Forget the Alamo Panel that Patrick Forgot
Could Be Fuel for Tenure Attack and 2026

Capitol Inside
January 25, 2023

The Shrine of Texas Liberty, a defiant group of Longhorns and a thirst for revenge could be motivating factors in Lieutenant Governor Dan Patrick's decision to seek a fourth term in a rare and dramatic flip-flop for the Maryland native who's arguably the most powerful legislative leader in the history of the Lone Star State.

Patrick fired a torpedo into the dreams and aspirations of countless Republicans on Tuesday when he revealed that he plans to run again in 2026 with a campaign that would put him on track to be the second longest-serving Texas Senate president in history.

Patrick, who turns 73 in April, began his ninth year with the gavel at his joint inauguration with Governor Greg Abbott at the statehouse in Austin last week. Patrick had assured Texans in recent years that he would not seek the statewide post again if he emerged successful in 2022. Patrick defeated Democrat Mike Collier with almost 54 percent of the vote in a rematch last fall. Patrick averaged 54.4 percent in three winning bids for the job he hopes to have for at least eight more years.

With Abbott as a good shot for a fourth re-election race despite visions of a presidential bid in 2024, Patrick's broken term limits pledge could destroy the hopes of moving up the statewide power chain that an assortment of ambitious Republicans have harbored and had on hold until the blockage clears at the top. Patrick would be almost 80 at the end of a fourth four-year term.

“I really love what I do,” Patrick said at a forum hosted by The Texan - a conservative publication that former Senate Republican Konni Burton operates. “I’m in good health, and I just won by eight hundred and thirty-some thousand votes, so why wouldn’t I come back? I think we’ll be in good shape in ’26 in the primary and the general.”

While age doesn't appear to be a variable, the lieutenant governor did not elaborate on any specific problems that might be fueling his desire to keep the unprecedented power that the GOP majority has delegated to him as the presiding officer in the Texas Capitol's east wing. The Senate Republicans have sacrificed massive sway to Patrick in exchange for plum committee assignments and the chance to avoid his wrath.

But Patrick could have an eye on the long game with a ramped up push for private school vouchers and a simultaneous bid to eliminate tenure at public institutions of higher education in Texas in the regular session that entered its third week on Tuesday. Public universities in Texas and other states view tenure as a lifeblood necessity that they need to prevent an exodus of the best and brightest professors from their ranks.

Patrick has justified the power grab on the grounds that some professors at the University of Texas in Austin have incorporated critical race theory into curriculums that are designed to indoctrinate. The lieutenant governor has offered no meaningful evidence to support the allegations in a move that would be giving the Legislature more control of Texas public universities at the expense of the schools' individual governing boards.

Patrick and the Republicans in Austin discovered CRT in 2020 when Donald Trump made it in an issue in the closing stages of the 2020 election after learning about it himself in a Fox News interview. The Senate took the lead when Abbott had the Legislature ban the newfound phenomenon twice the following year.

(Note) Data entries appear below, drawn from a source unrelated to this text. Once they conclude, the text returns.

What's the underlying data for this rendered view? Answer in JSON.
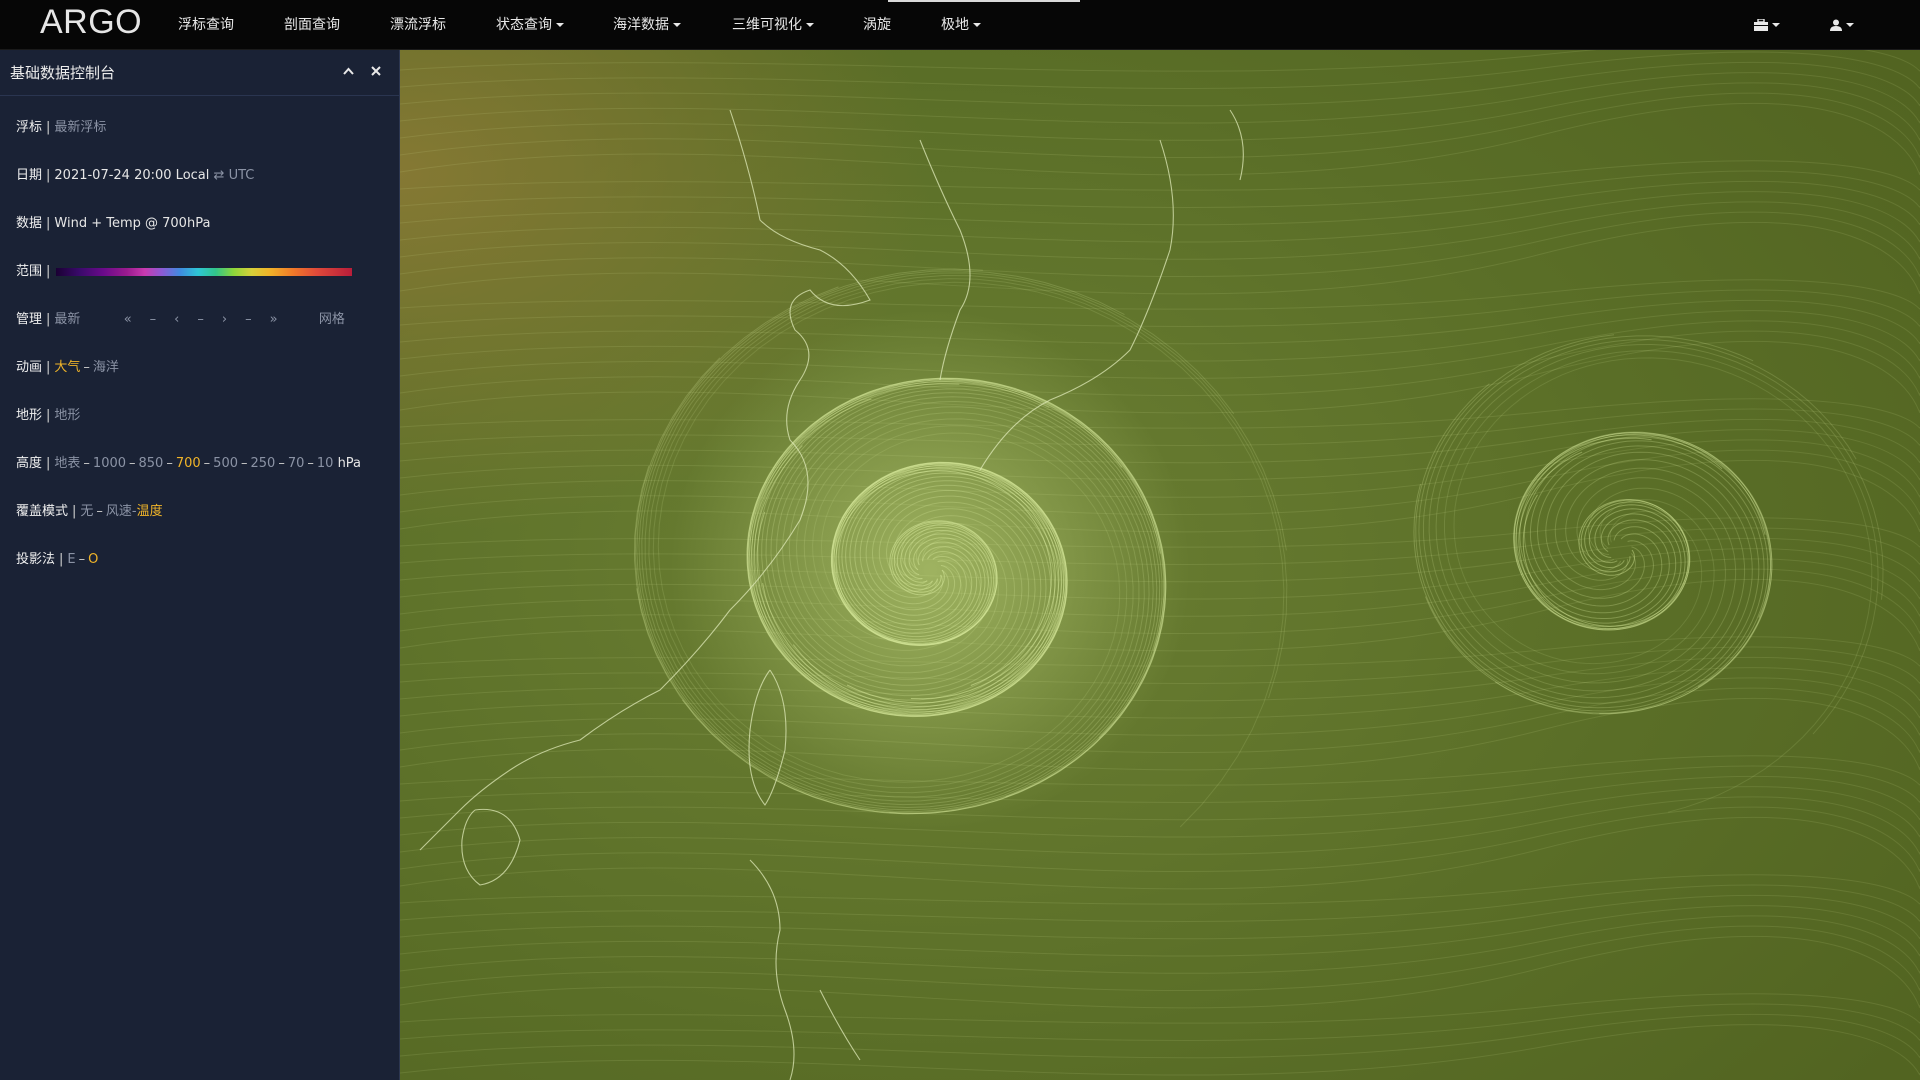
{
  "brand": "ARGO",
  "nav": [
    {
      "label": "浮标查询",
      "dropdown": false
    },
    {
      "label": "剖面查询",
      "dropdown": false
    },
    {
      "label": "漂流浮标",
      "dropdown": false
    },
    {
      "label": "状态查询",
      "dropdown": true
    },
    {
      "label": "海洋数据",
      "dropdown": true
    },
    {
      "label": "三维可视化",
      "dropdown": true
    },
    {
      "label": "涡旋",
      "dropdown": false
    },
    {
      "label": "极地",
      "dropdown": true
    }
  ],
  "nav_icons": {
    "left": "briefcase-icon",
    "right": "user-icon"
  },
  "panel": {
    "title": "基础数据控制台",
    "buoy": {
      "label": "浮标",
      "value": "最新浮标"
    },
    "date": {
      "label": "日期",
      "value": "2021-07-24 20:00 Local",
      "swap": "⇄",
      "alt": "UTC"
    },
    "data": {
      "label": "数据",
      "value": "Wind + Temp @ 700hPa"
    },
    "range": {
      "label": "范围"
    },
    "manage": {
      "label": "管理",
      "latest": "最新",
      "arrows": [
        "«",
        "–",
        "‹",
        "–",
        "›",
        "–",
        "»"
      ],
      "grid": "网格"
    },
    "anim": {
      "label": "动画",
      "air": "大气",
      "dash": "–",
      "ocean": "海洋"
    },
    "terrain": {
      "label": "地形",
      "value": "地形"
    },
    "height": {
      "label": "高度",
      "levels": [
        "地表",
        "1000",
        "850",
        "700",
        "500",
        "250",
        "70",
        "10"
      ],
      "active": "700",
      "unit": "hPa"
    },
    "overlay": {
      "label": "覆盖模式",
      "none": "无",
      "dash": "–",
      "wind": "风速-",
      "temp": "温度"
    },
    "projection": {
      "label": "投影法",
      "e": "E",
      "dash": "–",
      "o": "O"
    }
  },
  "colors": {
    "accent": "#f0b429",
    "panel_bg": "#1a2235",
    "map_bg": "#5c7029",
    "streamline": "#d6e89a"
  }
}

But Patrick may have another bone to pick with UT that he's keeping to his vest for now. The lieutenant governor has added cause for payback after an apparent spurning by the University of Texas on an event that Patrick said the school had agreed to stage for the sake of discrediting a book that sought to set the record straight on the Alamo.

Patrick said in July 2021 that the forum that UT would sponsor would be scheduled within a few weeks of the announcement that he made in a statement on his web site. The panel discussion that Patrick planned to have at the state's flagship university would focus on Forget the Alamo - a book that a trio of Texas authors wrote and Penguin Random House published that spring. The book confirmed what historians had known for decades - that the battle at the mission in San Antonio was actually a product of the Mexican government's plans to ban slavery in Texas.

“It is time that these writers are asked tough questions by serious historians about their research and thesis," Patrick said. "I have asked the University of Texas if they would host a panel with the Forget the Alamo and authors alongside history experts to explore the scholarship of this book, debate the facts and get to the truth. The university has agreed to host this event and I hope it will be scheduled in the next few weeks.”

But the Forget the Alamo event at UT has yet to materialize despite the fanfare - and Patrick has been uncharacteristically silent on the subject since announcing that it would take place. Patrick had fired an opening salvo two weeks earlier when he pressured officials at the Bullock Texas State History Musuem to cancel a program on the book that hundreds of people planned to attend there shortly before it was set to begin.

Patrick has said nothing publicly about the event since Forget the Alamo emerged as New York Times bestseller shortly after he promoted the UT event that would ostensibly debunk it. The prevailing sentiment at the time was that the publicity that Patrick gave the book sent it soaring up the charts in an unforeseen earnings boost for the authors and publisher.

Forget the Alamo appears to be critical race theory based on the ambiguous definition that Texas Republicans have loosely embraced. That would make a prime starting point for the Patrick panel if it's simply been delayed and will be revisited at some point.